If this script did not work for you, please perform the following steps:

  • Download the original SemEval data from http://alt.qcri.org/semeval2016/task6/data/uploads/stancedataset.zip
  • Unzip the file and find train.csv and test.csv. Note that when you are not on a Windows machine, that you want to change the line breaks (for instance with tr '\r' '\n'). You also might need to set LC_ALL=C to be able to deal with special symbols in the file, depending on your editing environment).
  • Download these two files: train-annotations.csv and test-annotations.csv.
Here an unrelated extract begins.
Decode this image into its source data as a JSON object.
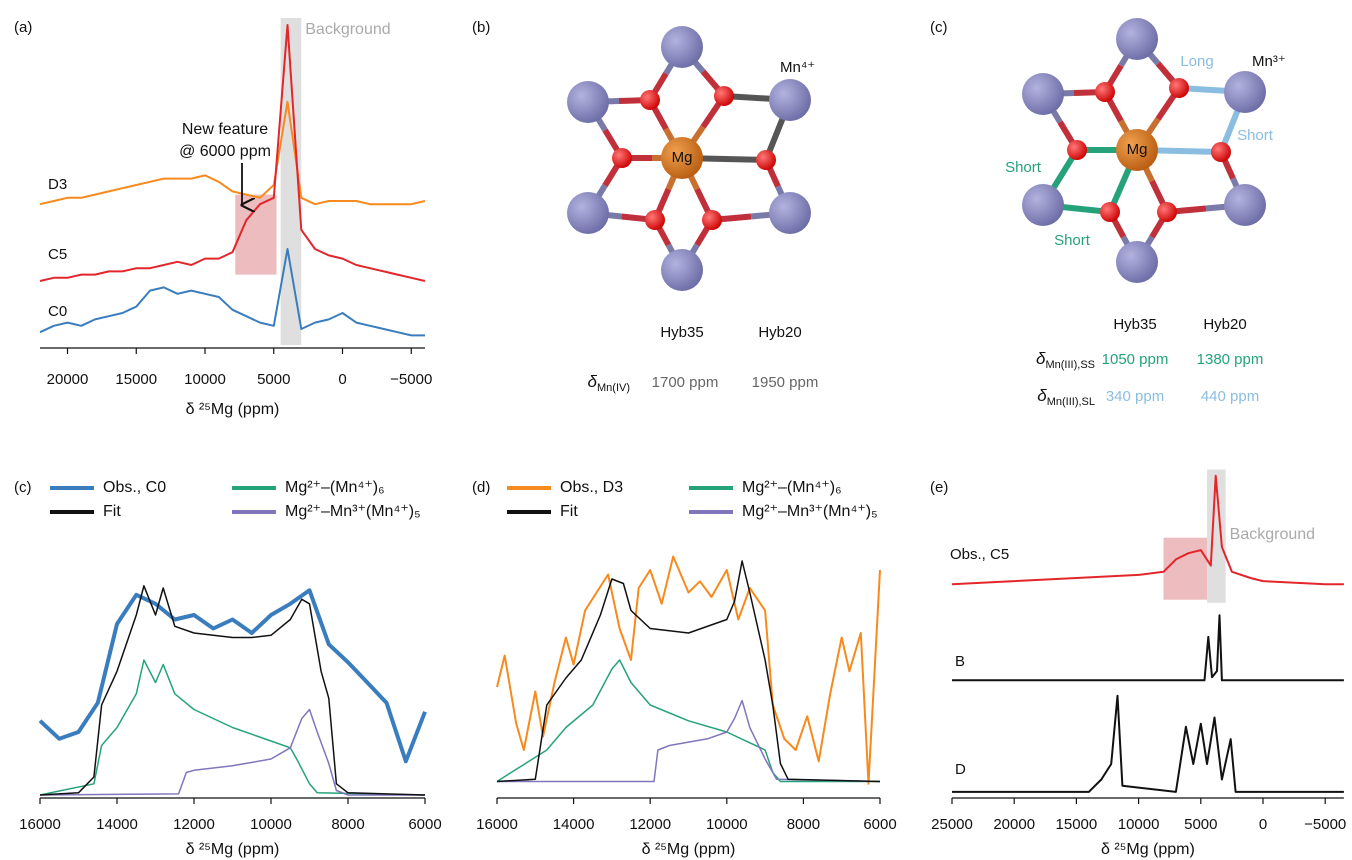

The contain the annotations for both train.csv and test.csv from the original data, corresponding line by line, after stripping the header from the original data files.

Obtaining the annotation aggregation

Please download the file ssec-aggregated.zip.

It contains training and test files in five variations for the different thresholds mentioned in the paper. The lines correspond to the original train.csv and test.csv files.

Note

Two lines in the original data were not annotated. They are marked in the annotation files with XXXXXXXXXXXX EMPTY ANNOTATION. You most likely want to ignore them.